Windows OS includes the Windows Defender Firewall with Advanced Seurity application as a core system application which allows you to easily manage firewall rules in a single place.

You can access this simply by searching for this in the Windows search bar or by pressing the Windows key/icon and using the start menu search bar.

Managing Rules

Most applications and processes, especially ones that must be accessible across the internet such as game servers or web servers, will require port forwarding to ensure that clients can communicate with your server (the host).

info

By default, Windows only opens the firewall for applications that require it, keeping all other ports closed. This is done to prevent unnecessarily exposing ports, reducing risk. This is also why you may see UAC prompts appear when launching games for the first time for example, to confirm a new firewall rule.

In Windows, managing rules is done easily in two ways; by creating rules for programs or by creating rules that cover ports as a whole (and thus any programs or processes that use it).

There are two types of rules:

  • Inbound Rule: A rule that controls inbound communication (from the internet, to your server).
  • Outbound Rule: A rule that controls outbound communication (from your server, to the internet).

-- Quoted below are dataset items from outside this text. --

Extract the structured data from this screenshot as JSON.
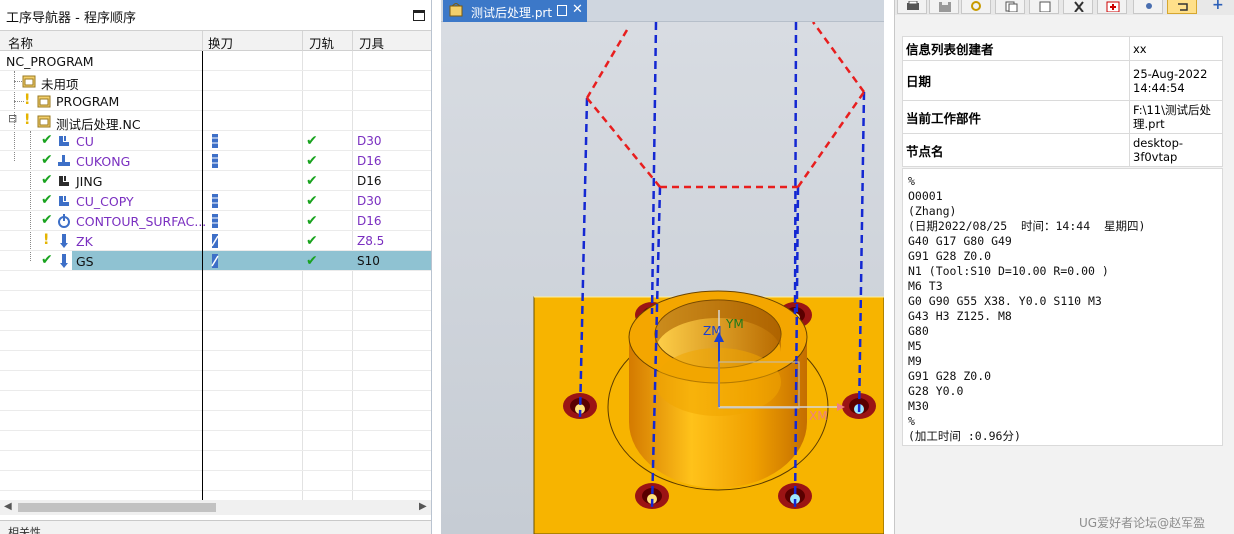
{
  "navigator": {
    "title": "工序导航器 - 程序顺序",
    "columns": {
      "name": "名称",
      "tool_change": "换刀",
      "path": "刀轨",
      "tool": "刀具"
    },
    "rows": [
      {
        "name": "NC_PROGRAM",
        "tool": ""
      },
      {
        "name": "未用项",
        "tool": ""
      },
      {
        "name": "PROGRAM",
        "tool": ""
      },
      {
        "name": "测试后处理.NC",
        "tool": ""
      },
      {
        "name": "CU",
        "tool": "D30"
      },
      {
        "name": "CUKONG",
        "tool": "D16"
      },
      {
        "name": "JING",
        "tool": "D16"
      },
      {
        "name": "CU_COPY",
        "tool": "D30"
      },
      {
        "name": "CONTOUR_SURFAC...",
        "tool": "D16"
      },
      {
        "name": "ZK",
        "tool": "Z8.5"
      },
      {
        "name": "GS",
        "tool": "S10"
      }
    ],
    "bottom_panel_label": "相关性"
  },
  "graphics": {
    "tab_label": "测试后处理.prt",
    "axis_labels": {
      "y": "YM",
      "z": "ZM",
      "x": "XM"
    }
  },
  "info": {
    "rows": [
      {
        "key": "信息列表创建者",
        "value": "xx"
      },
      {
        "key": "日期",
        "value": "25-Aug-2022\n14:44:54"
      },
      {
        "key": "当前工作部件",
        "value": "F:\\11\\测试后处\n理.prt"
      },
      {
        "key": "节点名",
        "value": "desktop-3f0vtap"
      }
    ],
    "nc_code": "%\nO0001\n(Zhang)\n(日期2022/08/25  时间：14:44  星期四)\nG40 G17 G80 G49\nG91 G28 Z0.0\nN1 (Tool:S10 D=10.00 R=0.00 )\nM6 T3\nG0 G90 G55 X38. Y0.0 S110 M3\nG43 H3 Z125. M8\nG80\nM5\nM9\nG91 G28 Z0.0\nG28 Y0.0\nM30\n%\n(加工时间 :0.96分)"
  },
  "watermark": "UG爱好者论坛@赵军盈",
  "colors": {
    "selection": "#8fc2d2",
    "part_body": "#f7b400",
    "toolpath_blue": "#1428d2",
    "toolpath_red": "#e81e1e",
    "active_tab": "#3c78c8",
    "check_green": "#19a31f",
    "op_name_purple": "#7a2fc0"
  }
}
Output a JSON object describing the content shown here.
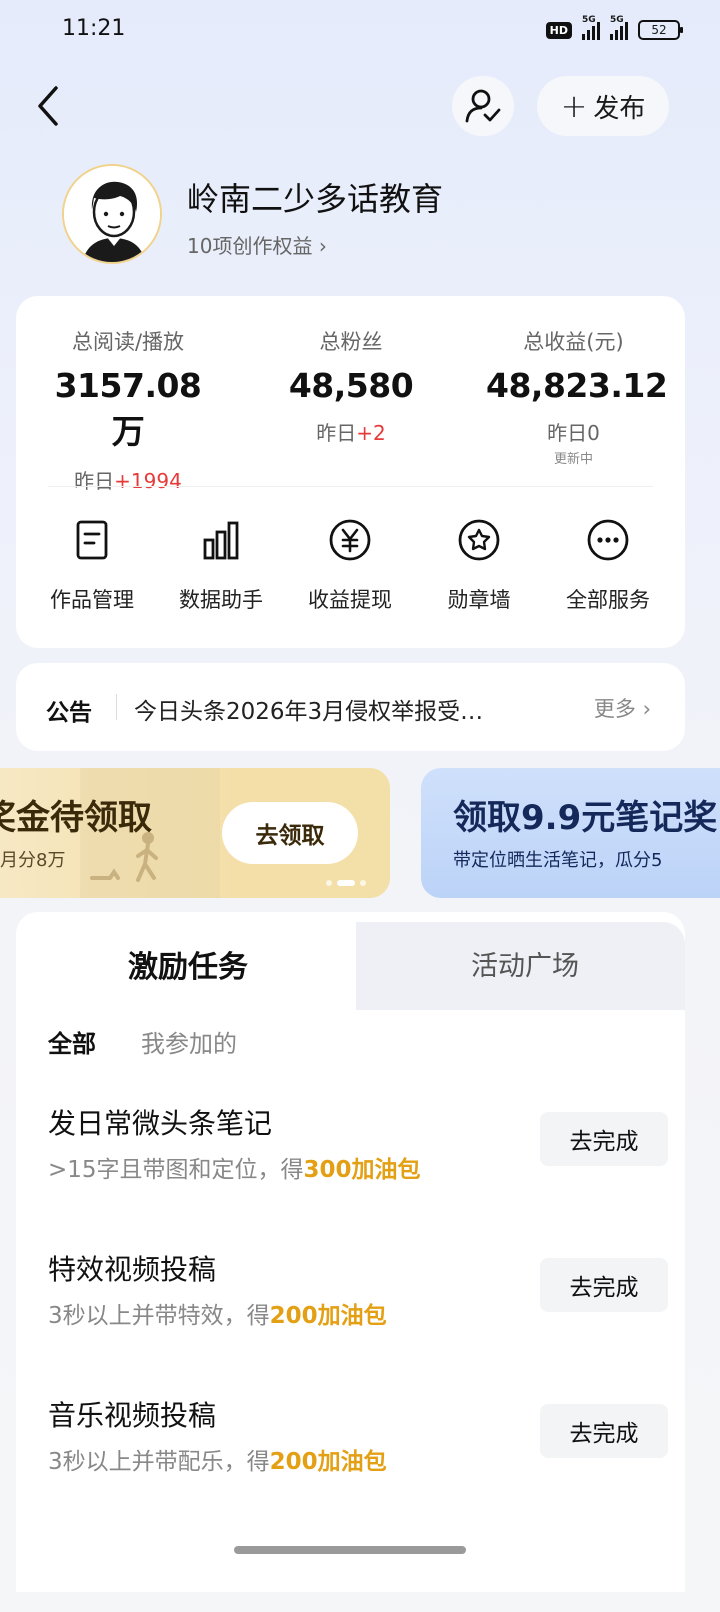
{
  "status_bar": {
    "time": "11:21",
    "hd": "HD",
    "net1": "5G",
    "net2": "5G",
    "battery": "52"
  },
  "header": {
    "publish_label": "发布"
  },
  "profile": {
    "name": "岭南二少多话教育",
    "rights": "10项创作权益"
  },
  "stats": [
    {
      "label": "总阅读/播放",
      "value": "3157.08万",
      "yesterday_prefix": "昨日",
      "yesterday_delta": "+1994"
    },
    {
      "label": "总粉丝",
      "value": "48,580",
      "yesterday_prefix": "昨日",
      "yesterday_delta": "+2"
    },
    {
      "label": "总收益(元)",
      "value": "48,823.12",
      "yesterday_prefix": "昨日0",
      "updating": "更新中"
    }
  ],
  "services": [
    {
      "label": "作品管理",
      "icon": "document-icon"
    },
    {
      "label": "数据助手",
      "icon": "bar-chart-icon"
    },
    {
      "label": "收益提现",
      "icon": "yen-icon"
    },
    {
      "label": "勋章墙",
      "icon": "medal-icon"
    },
    {
      "label": "全部服务",
      "icon": "more-icon"
    }
  ],
  "notice": {
    "tag": "公告",
    "text": "今日头条2026年3月侵权举报受…",
    "more": "更多"
  },
  "banners": {
    "left": {
      "title": "奖金待领取",
      "subtitle": "月分8万",
      "cta": "去领取"
    },
    "right": {
      "title": "领取9.9元笔记奖",
      "subtitle": "带定位晒生活笔记，瓜分5"
    }
  },
  "tabs": {
    "active": "激励任务",
    "inactive": "活动广场"
  },
  "subtabs": {
    "all": "全部",
    "joined": "我参加的"
  },
  "tasks": [
    {
      "title": "发日常微头条笔记",
      "desc": ">15字且带图和定位，得",
      "reward": "300加油包",
      "button": "去完成"
    },
    {
      "title": "特效视频投稿",
      "desc": "3秒以上并带特效，得",
      "reward": "200加油包",
      "button": "去完成"
    },
    {
      "title": "音乐视频投稿",
      "desc": "3秒以上并带配乐，得",
      "reward": "200加油包",
      "button": "去完成"
    }
  ],
  "colors": {
    "accent_red": "#e63a3a",
    "reward_orange": "#e3a014",
    "gold_banner": "#f4dfa9",
    "blue_banner": "#bcd3f8"
  }
}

Usually when port forwarding, you would need to create both types of rules to allow communication with clients. However, this depends on your specific use case and setup.

Program Rules

Creating a Program rule is usually the recommended choice because it restricts communication to a specific program or process, rather than an entire port which would mean any program/service can communicate on that port.

You will now create two Program Rules, an Outbound and Inbound rule which both accept connection.

In the example below, you will setup the Inbound rule only. The steps are exactly the same thus you should repeat the steps to also create the Outbound rule yourself.

Begin by right-clicking Inbound Rules on the sidebar and select the New Rules... option.

On the first section, select the Program option as the rule type.

Now you will have to select the program that you wish to create the forwarding rule for, using the browse button. In this example, Mozilla Firefox browser was picked as an example application.

In the action section, select the Allow the Connection option.

In the profile section, keep all of the options ticked and continue to the final section. Here you should set a useful name that you can remember the rule by and you can add an optional description if necessary.

Once ready, finally press the Finish button to create the rule.

You have successfully created your very own Program Rule for your Windows server. You should now repeat this to create an Outbound Rule following the same steps, but creating it under the Outbound Rules section.

Port Rules

Creating a general Port Rule can also be useful for many use cases and follows similar steps to before.

You will now create two Program Rules, an Outbound and Inbound rule which both accept connection.

In the example below, you will setup the Inbound rule only. The steps are exactly the same thus you should repeat the steps to also create the Outbound rule yourself.

Begin by right-clicking Inbound Rules on the sidebar and select the New Rules... option.

On the first section, select the Port option as the rule type.

Now you will have to define the port type (TCP or UDP) and allocated port(s) that you wish to port forward. If you need to port forward both TCP and UDP, you will have to create two seperate rules, one for each port type.

In this example, port 25565 (TCP) was used as an example port which is used as the default port for Minecraft.

In the action section, select the Allow the Connection option.

In the profile section, keep all of the options ticked and continue to the final section. Here you should set a useful name that you can remember the rule by and you can add an optional description if necessary.

Once ready, finally press the Finish button to create the rule.

You have successfully created your very own Port Rule for your Windows server. You should now repeat this to create an Outbound Rule following the same steps, but creating it under the Outbound Rules section.